I just want to kindly clarify the context of my former post, which was from the perspective that lived experience is under utilised and under valued in traditional healthcare delivery methods, and that to go down the path of qualification in this area doesn’t really achieve much, or would carry much weight, because each persons experience is unique, and the knowledge is personal (specific to them, in the way they interpreted their own life and experience), so then relaying that lived experience to someone to help them will vary greatly between people giving help and the person they are helping, to enable establishment of a connection (standardised learnings for which a person can get a qualification does not fit this methodology of engagement, and standardised delivery - saying the same thing to different people - doesn’t work when supporting truly individualised approaches and care, which are essential because each person that received peer to peer support has different circumstances…financial situation/culture/family circumstances/faith/mobility & travel limitations/emotional resilience/cognitive function, etc which must be considered to enable provision of the best possible support).
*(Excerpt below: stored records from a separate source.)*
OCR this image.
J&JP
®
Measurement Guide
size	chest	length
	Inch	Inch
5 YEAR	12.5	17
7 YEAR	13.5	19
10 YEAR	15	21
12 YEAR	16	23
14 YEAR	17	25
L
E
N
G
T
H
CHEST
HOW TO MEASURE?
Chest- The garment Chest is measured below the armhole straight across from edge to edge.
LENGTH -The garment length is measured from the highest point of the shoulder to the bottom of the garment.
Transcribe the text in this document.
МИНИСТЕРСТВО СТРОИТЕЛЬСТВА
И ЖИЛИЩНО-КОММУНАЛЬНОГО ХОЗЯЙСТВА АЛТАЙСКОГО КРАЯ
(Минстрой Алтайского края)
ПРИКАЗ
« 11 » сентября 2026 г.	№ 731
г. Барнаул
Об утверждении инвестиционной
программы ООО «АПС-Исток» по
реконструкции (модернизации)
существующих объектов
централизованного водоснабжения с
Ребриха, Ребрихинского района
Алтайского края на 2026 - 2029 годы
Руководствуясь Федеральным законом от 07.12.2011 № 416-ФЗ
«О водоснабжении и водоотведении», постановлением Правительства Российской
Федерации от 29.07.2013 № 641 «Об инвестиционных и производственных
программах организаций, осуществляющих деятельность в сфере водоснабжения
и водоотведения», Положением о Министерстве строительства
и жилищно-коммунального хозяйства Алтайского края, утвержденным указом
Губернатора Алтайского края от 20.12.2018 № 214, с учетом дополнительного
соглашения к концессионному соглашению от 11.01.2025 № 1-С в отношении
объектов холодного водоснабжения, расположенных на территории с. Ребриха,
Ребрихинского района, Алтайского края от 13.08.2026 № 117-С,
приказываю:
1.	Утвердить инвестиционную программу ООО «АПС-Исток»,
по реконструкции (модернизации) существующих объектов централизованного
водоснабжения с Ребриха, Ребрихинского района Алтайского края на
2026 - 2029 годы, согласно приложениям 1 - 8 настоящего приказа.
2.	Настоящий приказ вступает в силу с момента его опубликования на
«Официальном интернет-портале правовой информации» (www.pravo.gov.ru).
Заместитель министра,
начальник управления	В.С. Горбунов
I lost a teaching job because I was adding in these aspects into my classes when teaching anatomy (I mean, why else would students be learning anatomy besides to be working with people who are unwell therefore vulnerable? They needed to know how to approach a person as an individual with unique circumstances and needs), but out of all the teachers in that tertiary institution, my pass rate was 95% (comparison pass rate was 55% with other teachers), so my students knew their stuff before they left the room (pass rate is how many students pass your class when they sit their final independent exams - teachers were not aware of the exam content or questions, so our job was to teach everything and then let the student perform during the tests).
I do think lived experience is very much overdue in the current complexity of the system, however reading your message I am thinking that there may well indeed be a variety of methods to do this 🙂
Replies to "I’m always supportive of using lived experience as a valuable resource in the care continuum, and..."
I do not expect you to promote my coaching program. I think it is premature to promote anything to individuals who are insecure and fear any new approach to their treatment, even when they ask for it!
The belief that we will accept only "free services" from non-medical professionals or we will call it business promotion and ban it, is limiting. I think people have chosen to pay the same people to do the same service. Why complain in the first place if your choice is not to change your mindset?